PULMONOLOGY(A)

 A1.

Evolution of symptomatology and Event timeline-


  • 20 Years ago - SOB Grade1 for a week , occurred every year for the same duration
  • 18 Years ago- Polyuria and was diagnosed with DM
  • 12 Years ago - SOB Grade 1 for a month
  • 1 Month ago - Weakness was giving IV
  • 30 Days ago - SOB ( latest episode) gradually progressive
  • 20 Days ago - HRCT showed Bronchiectasis
  • 15 Days ago - Pedal edema and facial puffiness
  • 2 Days ago - SOB Grade 4 , drowsiness and  decreased urine output. 
Anatomical location of the problem is BRONCHIOLES.
Primary etiology is rice dust exposure as patient is a farmer working in paddy fields.

A2.
Augmentin - Amoxicillin + Clavulanic acid.

A3.
  • The pt. was started on antitubercular drugs even though she was tested negative for AFB. ATT includes drugs like ISONIAZIDE , RIFAMPACIN , ETHAMBUTOL , PYRAZINAMIDE AND STREPTOMYCIN .

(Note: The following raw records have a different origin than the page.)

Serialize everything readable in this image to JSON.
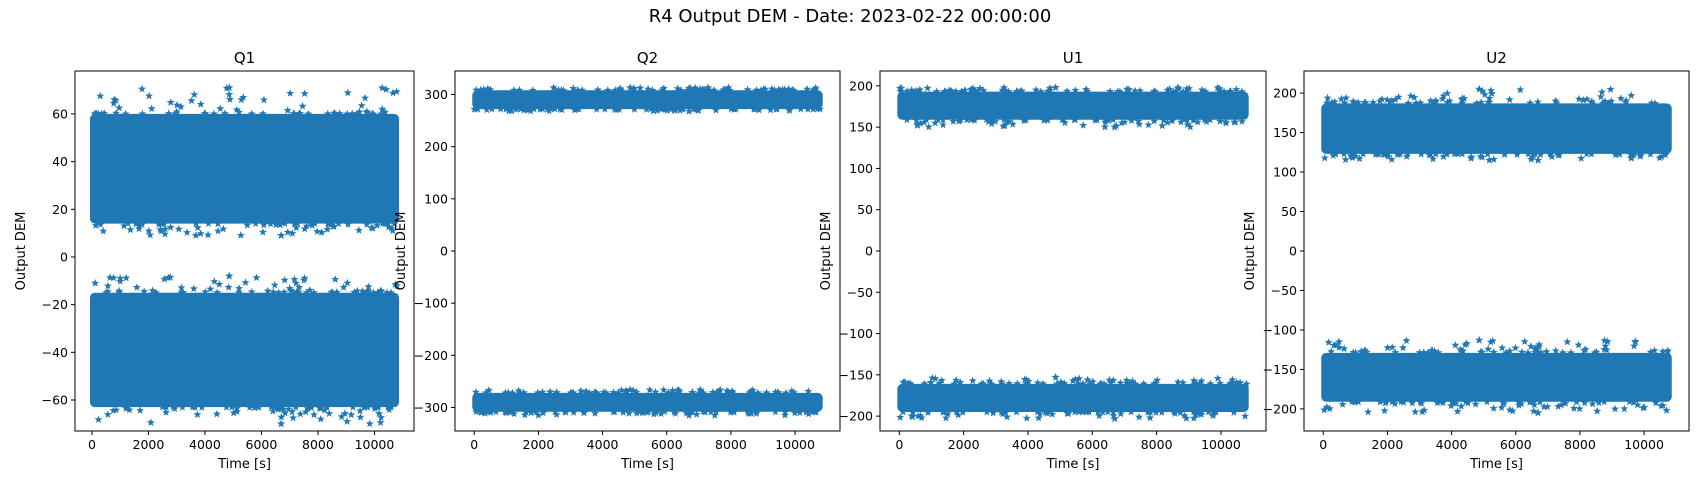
{
  "figure": {
    "suptitle": "R4 Output DEM - Date: 2023-02-22 00:00:00"
  },
  "colors": {
    "series": "#1f77b4",
    "axes": "#000000"
  },
  "chart_data": [
    {
      "type": "scatter",
      "title": "Q1",
      "xlabel": "Time [s]",
      "ylabel": "Output DEM",
      "marker": "star",
      "grid": false,
      "xlim": [
        -600,
        11400
      ],
      "ylim": [
        -73,
        78
      ],
      "xticks": [
        0,
        2000,
        4000,
        6000,
        8000,
        10000
      ],
      "yticks": [
        -60,
        -40,
        -20,
        0,
        20,
        40,
        60
      ],
      "x_range": [
        0,
        10800
      ],
      "bands": [
        {
          "center": 37,
          "core_half_width": 23,
          "min": 9,
          "max": 71
        },
        {
          "center": -39,
          "core_half_width": 24,
          "min": -70,
          "max": -8
        }
      ]
    },
    {
      "type": "scatter",
      "title": "Q2",
      "xlabel": "Time [s]",
      "ylabel": "Output DEM",
      "marker": "star",
      "grid": false,
      "xlim": [
        -600,
        11400
      ],
      "ylim": [
        -345,
        345
      ],
      "xticks": [
        0,
        2000,
        4000,
        6000,
        8000,
        10000
      ],
      "yticks": [
        -300,
        -200,
        -100,
        0,
        100,
        200,
        300
      ],
      "x_range": [
        0,
        10800
      ],
      "bands": [
        {
          "center": 290,
          "core_half_width": 18,
          "min": 268,
          "max": 313
        },
        {
          "center": -290,
          "core_half_width": 18,
          "min": -315,
          "max": -266
        }
      ]
    },
    {
      "type": "scatter",
      "title": "U1",
      "xlabel": "Time [s]",
      "ylabel": "Output DEM",
      "marker": "star",
      "grid": false,
      "xlim": [
        -600,
        11400
      ],
      "ylim": [
        -218,
        218
      ],
      "xticks": [
        0,
        2000,
        4000,
        6000,
        8000,
        10000
      ],
      "yticks": [
        -200,
        -150,
        -100,
        -50,
        0,
        50,
        100,
        150,
        200
      ],
      "x_range": [
        0,
        10800
      ],
      "bands": [
        {
          "center": 176,
          "core_half_width": 17,
          "min": 150,
          "max": 198
        },
        {
          "center": -178,
          "core_half_width": 17,
          "min": -203,
          "max": -153
        }
      ]
    },
    {
      "type": "scatter",
      "title": "U2",
      "xlabel": "Time [s]",
      "ylabel": "Output DEM",
      "marker": "star",
      "grid": false,
      "xlim": [
        -600,
        11400
      ],
      "ylim": [
        -228,
        228
      ],
      "xticks": [
        0,
        2000,
        4000,
        6000,
        8000,
        10000
      ],
      "yticks": [
        -200,
        -150,
        -100,
        -50,
        0,
        50,
        100,
        150,
        200
      ],
      "x_range": [
        0,
        10800
      ],
      "bands": [
        {
          "center": 155,
          "core_half_width": 32,
          "min": 115,
          "max": 205
        },
        {
          "center": -160,
          "core_half_width": 31,
          "min": -205,
          "max": -113
        }
      ]
    }
  ]
}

  • ISONIAZIDE can cause side effect like hypersensitivity reaction. COPD is a also an allergic which might have exacerbated due to use of isoniazide.
A4.
YES, some drugs like isoniazide could could acute exacerbation of COPD thereby increasing the symptoms

A5.
  • Electrolyte imbalance is found among people with Copd, especially for people who are female, 60+ old, take medication Spiriva and have High blood pressure.( this pt. is also hypertensive).
  • Patients with COPD tend to retain sodium. In addition, serum potassium should be monitored carefully, because diuretics, beta-adrenergic agonists, and theophylline act to lower potassium levels.
  • Beta-adrenergic agonists also increase renal excretion of serum calcium and magnesium, which may be important in the presence of hypokalemia.
  • Activation of the renin-angiotensin-aldosterone system and inappropriately elevated plasma arginine vasopressin in COPD may aggravate the electrolyte imbalance during acute exacerbation of COPD.